61 Tore in 118 Pflichtspielen hat der Goalgetter inzwischen für den FC Red Bull Salzburg erzielt. Die vergleichsweise magere Ausbeute für Israel mit Politik oder Religion zu begründen, greift zu kurz. Denn unter Herzog ist Dabbur gesetzt, so richtig ist der Knoten dennoch noch nicht aufgegangen.

"Wenn man das Spiel von Salzburg anschaut, ist es in der österreichischen Bundesliga eigentlich auf den Sechzehner des Gegners zugeschnitten: Viele Flanken, viele vertikale Bälle, er ist oft in der Box, wo er unglaublich gefährlich ist. Also schießt er natürlich viele Tore. Er hat aber auch im Europacup bewiesen, dass er gegen starke Mannschaften die wichtigen Tore erzielt", meint Ruttensteiner, der auf eine ähnliche Entwicklung für Israel hofft:

"Ich glaube, dass er auf dem Weg ist, auch in der Nationalmannschaft Spiele zu entscheiden. Aber in einer vermeintlich schwächeren Mannschaft ist es natürlich wesentlich schwerer, als Stürmer bedient zu werden, herauszustechen und die Spiele zu entscheiden. Das gelingt nur den ganz, ganz Großen. Munas hat schon bewiesen, dass er Tore erzielen kann. Aber es ist ein großer Unterschied, ob man für Polen oder Israel spielt und das Spiel bei der am Papier schwächeren Mannschaft entscheidet."

Eine riesige Persönlichkeit

Im ÖFB-Team wird man tendenziell hoffen, dass Dabburs Nationalmannschafts-Knoten nicht ausgerechnet gegen Österreich platzt. Wenn dem so sein sollte, würde sein Stellenwert im israelischen Fußball weiter steigen.
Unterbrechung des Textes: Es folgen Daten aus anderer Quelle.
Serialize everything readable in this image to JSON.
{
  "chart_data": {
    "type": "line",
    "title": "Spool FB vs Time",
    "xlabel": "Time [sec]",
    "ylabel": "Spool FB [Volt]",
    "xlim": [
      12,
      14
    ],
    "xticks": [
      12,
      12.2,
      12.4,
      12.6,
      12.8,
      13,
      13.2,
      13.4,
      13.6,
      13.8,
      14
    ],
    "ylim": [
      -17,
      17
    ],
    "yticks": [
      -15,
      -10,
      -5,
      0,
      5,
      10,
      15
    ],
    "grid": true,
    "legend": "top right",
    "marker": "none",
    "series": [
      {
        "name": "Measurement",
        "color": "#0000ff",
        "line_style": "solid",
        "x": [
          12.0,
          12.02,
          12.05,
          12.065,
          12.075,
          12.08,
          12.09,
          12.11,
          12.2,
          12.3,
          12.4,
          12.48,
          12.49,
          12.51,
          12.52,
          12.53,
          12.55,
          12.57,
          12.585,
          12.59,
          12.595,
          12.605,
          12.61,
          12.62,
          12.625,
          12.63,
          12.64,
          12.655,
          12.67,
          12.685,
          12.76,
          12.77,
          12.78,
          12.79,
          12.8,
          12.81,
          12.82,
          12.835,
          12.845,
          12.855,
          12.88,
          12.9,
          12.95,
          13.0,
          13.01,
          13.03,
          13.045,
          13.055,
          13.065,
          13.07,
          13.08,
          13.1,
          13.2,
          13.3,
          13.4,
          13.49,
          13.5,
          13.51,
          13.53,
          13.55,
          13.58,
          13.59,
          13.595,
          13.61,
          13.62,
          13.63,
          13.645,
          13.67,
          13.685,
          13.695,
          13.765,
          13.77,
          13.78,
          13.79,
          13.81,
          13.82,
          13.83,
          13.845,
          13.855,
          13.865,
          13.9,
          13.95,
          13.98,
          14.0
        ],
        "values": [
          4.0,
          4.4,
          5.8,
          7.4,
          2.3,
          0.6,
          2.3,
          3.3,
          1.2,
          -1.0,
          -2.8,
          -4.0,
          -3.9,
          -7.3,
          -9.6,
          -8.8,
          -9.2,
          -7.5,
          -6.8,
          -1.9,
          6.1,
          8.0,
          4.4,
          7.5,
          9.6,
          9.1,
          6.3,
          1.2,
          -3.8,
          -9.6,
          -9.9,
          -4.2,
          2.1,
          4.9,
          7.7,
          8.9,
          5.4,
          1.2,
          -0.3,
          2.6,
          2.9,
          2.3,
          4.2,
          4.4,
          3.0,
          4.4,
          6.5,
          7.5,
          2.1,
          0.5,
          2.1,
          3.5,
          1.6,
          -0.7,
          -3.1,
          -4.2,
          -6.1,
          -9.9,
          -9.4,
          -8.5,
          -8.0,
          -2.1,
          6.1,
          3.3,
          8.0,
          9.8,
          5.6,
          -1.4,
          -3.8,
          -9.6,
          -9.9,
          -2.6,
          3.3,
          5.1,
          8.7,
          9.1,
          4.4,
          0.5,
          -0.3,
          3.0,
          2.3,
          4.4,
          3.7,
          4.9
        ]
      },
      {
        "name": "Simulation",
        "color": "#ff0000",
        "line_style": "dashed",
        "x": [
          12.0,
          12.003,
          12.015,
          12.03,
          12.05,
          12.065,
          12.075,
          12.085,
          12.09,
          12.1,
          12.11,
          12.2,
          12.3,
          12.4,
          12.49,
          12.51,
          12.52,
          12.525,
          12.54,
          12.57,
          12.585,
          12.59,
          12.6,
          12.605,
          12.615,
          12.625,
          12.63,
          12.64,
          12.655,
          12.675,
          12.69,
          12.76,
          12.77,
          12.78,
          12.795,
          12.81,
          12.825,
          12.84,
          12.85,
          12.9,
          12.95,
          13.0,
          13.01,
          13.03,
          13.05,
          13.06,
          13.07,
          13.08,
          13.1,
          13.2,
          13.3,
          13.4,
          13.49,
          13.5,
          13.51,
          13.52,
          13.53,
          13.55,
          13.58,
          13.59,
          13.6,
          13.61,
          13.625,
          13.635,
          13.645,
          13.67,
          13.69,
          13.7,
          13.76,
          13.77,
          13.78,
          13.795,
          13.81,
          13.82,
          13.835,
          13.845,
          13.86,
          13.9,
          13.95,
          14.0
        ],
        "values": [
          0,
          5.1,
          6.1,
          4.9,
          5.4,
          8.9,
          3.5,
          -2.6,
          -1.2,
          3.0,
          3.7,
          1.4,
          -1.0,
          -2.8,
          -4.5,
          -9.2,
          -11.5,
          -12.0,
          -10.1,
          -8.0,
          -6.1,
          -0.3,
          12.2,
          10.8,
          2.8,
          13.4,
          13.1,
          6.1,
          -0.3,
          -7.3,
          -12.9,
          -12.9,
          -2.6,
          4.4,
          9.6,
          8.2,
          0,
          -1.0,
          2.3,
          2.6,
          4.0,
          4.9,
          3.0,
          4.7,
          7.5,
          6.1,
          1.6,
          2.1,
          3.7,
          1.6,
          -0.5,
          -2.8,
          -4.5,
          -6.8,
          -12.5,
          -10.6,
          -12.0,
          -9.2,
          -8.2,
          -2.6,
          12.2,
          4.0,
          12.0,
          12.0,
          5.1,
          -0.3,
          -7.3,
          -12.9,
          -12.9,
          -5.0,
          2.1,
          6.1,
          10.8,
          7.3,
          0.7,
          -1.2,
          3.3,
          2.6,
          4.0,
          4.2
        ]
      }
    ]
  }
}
Ruttensteiner: "Er ist eine außergewöhnliche Persönlichkeit, die sehr geschätzt wird. Man nimmt seine Leistungen bei Red Bull Salzburg wahr. Von der Jugend her hatte er nicht diesen Status. Wenn man seine Karriere anschaut, ist er ja fast ein Spätstarter. Der richtige Durchbruch kam erst bei Red Bull, wo er sich zum Klassespieler entwickelt hat. Jetzt mit dem Transfer im Sommer zu Sevilla zählt er schon zu den ganz Großen. In unserer Mannschaft hat er einen gewaltigen Stellenwert, ist Führungsspieler, trägt enorm zum Teamspirit und zum Klima bei. Für mich ist er eine riesige Persönlichkeit geworden."